As I walked the brick paved sidewalks of Berlin, Germany, this summer, it was impossible to ignore the persistent reminders of the Jewish genocide during World War II. Bullet holes still brand the pillars at Museum Island, and “stumbling stones” have been hammered into the ground below the last known residences of holocaust victims.
Given the atrocities that took place for nearly twelve years of Adolf Hitler’s leadership, I had assumed Germany would desire to bury the past and separate themselves from a less-than flattering history. However, as I walked past ruins like the Kaiser Wilhelm Memorial Church and explored numerous museums, I was proven wrong.
Germany has intentionally left behind ruins of a lost war as a reminder to future generations of a path once taken that should never be followed again.

President Donald J. Trump wants the U.S. to remember its own history in a different way – in a positive way. On Aug. 21, The White House website published a list of 20 Smithsonian exhibits that the Trump administration viewed as too “woke.”
The Hill opinion reporter Anthony J. Constantini agreed with Trump’s stance against the institution. He wrote in an opinion article on Sept. 10 of the Smithsonian Board of Regents, “The people in charge have a view of America as a fundamentally flawed country, one which is improved with progressivism and diversity. They then alter old exhibits or create new ones around this view.”
I would like to argue this point and pose a question.
I believe retelling history through the lens of all parties who experienced it, rather than through the eyes of a white “victor,” is not creating a new history, but rather expanding on it. Does “progressivism” and “diversity” not contribute significant value to our understanding of a country built by immigrants?
First on the list published by the Trump administration is a series displayed at the The National Museum of African American History and Culture that exhibits “dominant white culture” in the U.S. – it should be pointed out that the diagram attached to this White House release is from a chart that was removed from the museum in 2020.
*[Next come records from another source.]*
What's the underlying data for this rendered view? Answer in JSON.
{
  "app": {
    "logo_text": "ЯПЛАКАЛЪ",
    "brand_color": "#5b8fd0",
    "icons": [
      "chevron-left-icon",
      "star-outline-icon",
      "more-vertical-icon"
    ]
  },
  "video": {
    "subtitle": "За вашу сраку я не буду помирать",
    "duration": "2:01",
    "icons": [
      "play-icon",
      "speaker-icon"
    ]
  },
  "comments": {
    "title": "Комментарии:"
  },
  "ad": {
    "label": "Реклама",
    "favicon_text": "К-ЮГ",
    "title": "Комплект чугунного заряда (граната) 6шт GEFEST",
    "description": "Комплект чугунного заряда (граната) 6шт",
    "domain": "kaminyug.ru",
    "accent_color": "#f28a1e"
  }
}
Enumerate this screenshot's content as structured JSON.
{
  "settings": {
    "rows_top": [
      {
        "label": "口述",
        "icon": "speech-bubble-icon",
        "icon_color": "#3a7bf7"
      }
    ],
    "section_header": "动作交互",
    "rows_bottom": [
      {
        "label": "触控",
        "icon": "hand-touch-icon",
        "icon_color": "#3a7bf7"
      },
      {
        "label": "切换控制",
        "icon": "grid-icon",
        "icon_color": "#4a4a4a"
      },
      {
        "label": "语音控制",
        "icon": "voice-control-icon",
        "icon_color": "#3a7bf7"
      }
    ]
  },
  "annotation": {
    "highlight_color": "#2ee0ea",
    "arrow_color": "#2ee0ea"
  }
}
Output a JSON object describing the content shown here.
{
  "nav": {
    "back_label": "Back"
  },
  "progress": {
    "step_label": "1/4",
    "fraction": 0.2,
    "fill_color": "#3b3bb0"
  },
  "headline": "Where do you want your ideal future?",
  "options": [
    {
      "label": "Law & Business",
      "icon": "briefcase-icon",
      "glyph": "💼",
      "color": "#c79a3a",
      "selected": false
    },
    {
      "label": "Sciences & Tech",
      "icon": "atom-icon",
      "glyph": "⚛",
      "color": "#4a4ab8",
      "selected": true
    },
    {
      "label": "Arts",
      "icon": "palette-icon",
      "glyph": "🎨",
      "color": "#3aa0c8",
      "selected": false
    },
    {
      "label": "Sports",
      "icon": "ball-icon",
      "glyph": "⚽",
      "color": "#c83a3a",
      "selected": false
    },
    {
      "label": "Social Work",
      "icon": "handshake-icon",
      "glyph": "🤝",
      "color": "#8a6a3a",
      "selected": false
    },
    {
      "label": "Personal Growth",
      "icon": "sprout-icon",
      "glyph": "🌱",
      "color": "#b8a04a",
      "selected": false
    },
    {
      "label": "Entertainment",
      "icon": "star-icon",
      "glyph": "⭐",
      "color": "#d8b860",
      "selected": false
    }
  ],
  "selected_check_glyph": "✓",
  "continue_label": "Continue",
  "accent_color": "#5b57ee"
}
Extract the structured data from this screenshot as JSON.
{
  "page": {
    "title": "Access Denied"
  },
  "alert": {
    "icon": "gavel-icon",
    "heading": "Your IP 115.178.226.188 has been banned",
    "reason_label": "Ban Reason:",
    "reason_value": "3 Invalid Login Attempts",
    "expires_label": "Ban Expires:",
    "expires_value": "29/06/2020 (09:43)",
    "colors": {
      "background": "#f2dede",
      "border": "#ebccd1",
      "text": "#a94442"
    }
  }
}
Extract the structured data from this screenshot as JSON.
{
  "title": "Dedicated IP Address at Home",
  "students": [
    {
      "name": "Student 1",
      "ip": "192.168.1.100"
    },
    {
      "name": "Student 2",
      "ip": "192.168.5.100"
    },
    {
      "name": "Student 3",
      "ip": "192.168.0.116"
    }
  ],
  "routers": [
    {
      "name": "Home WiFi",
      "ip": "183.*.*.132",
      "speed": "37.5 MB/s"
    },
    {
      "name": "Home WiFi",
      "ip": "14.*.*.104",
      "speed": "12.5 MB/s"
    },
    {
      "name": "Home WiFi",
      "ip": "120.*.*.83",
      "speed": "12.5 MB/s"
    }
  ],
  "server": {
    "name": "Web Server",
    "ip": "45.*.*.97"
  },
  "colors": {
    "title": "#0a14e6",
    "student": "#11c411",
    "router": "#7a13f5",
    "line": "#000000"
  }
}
But ignoring this oversight, I don’t find anything about the chart to be inaccurate. It breaks down America’s history of conformity:
Husband must be breadwinner
Wife must be subordinate
No deviation from the one true (Christian) God
Nuclear family is supreme
Wealth equals worth
Are these concepts not rooted in America’s history? It is certainly prevalent in every 1960’s television show I’ve watched, wrapped in a neat package with a shiny bow.
Even more disturbing, Trump took to Truth Social to vent about how the Smithsonian was “OUT OF CONTROL,” stating it dwelled too heavily on “how bad Slavery was.”
Slavery was bad. Very bad. Insurmountably bad and one of the worst exhibits of human rights violations in this nation’s history in my opinion.
The list published by the Trump administration continues on, including exhibits that highlight LGBTQ+ history, art that paints Mexican immigrants in a positive light and multiple sections that describe white Americans as colonizers.
Correct me if I’m wrong, but I believe the definition of the word accurately depicts what I was taught in 3rd grade American History, plus a few violent details – yet another example of human rights violations in our great land.
Now, it cannot be ignored that Germany is having its own rise of conservatism, with Germany’s far-right Alternative for Germany (AfD) party receiving 20.8% of the votes, earning them second place in the election earlier this year. “I find it quite disturbing when the Holocaust is politically instrumentalized,” AfD leader Alice Weidel said during an appearance on ARD, a German broadcasting station. She later used the term “guilt cult” to justify her stance.
I believe these comments practically mirror Trump’s own initiatives to remove progressive, and in my perspective, honest tellings of American history from the Smithsonian Institution.
However, I’m a person who likes to visit all angles of an argument, and I see why there is a desire to bury American history, focusing instead on the future. But there can be no better future without reflecting on the past.
The Bear River Massacre of 1863 should remind us all to never again needlessly slaughter and extinguish a culture for arbitrary land. The U.S. eugenics movement – yeah, Hitler got that from us – serves as a reminder to preserve the right of bodily autonomy for all. The murder of Emmit Till should forever be burned into our brains to cease senseless and racially driven violence.
History serves as a roadmap for how to be better as a country and as a human. This is a truth I believe the city of Berlin understands.
The choices the U.S. and Germany make in the coming years will echo for generations. They will ripple into the lives of my children, and theirs after them. I hope we leave them with an honest record of what we did, so that they may have the courage to fight for a future that is safer for everyone.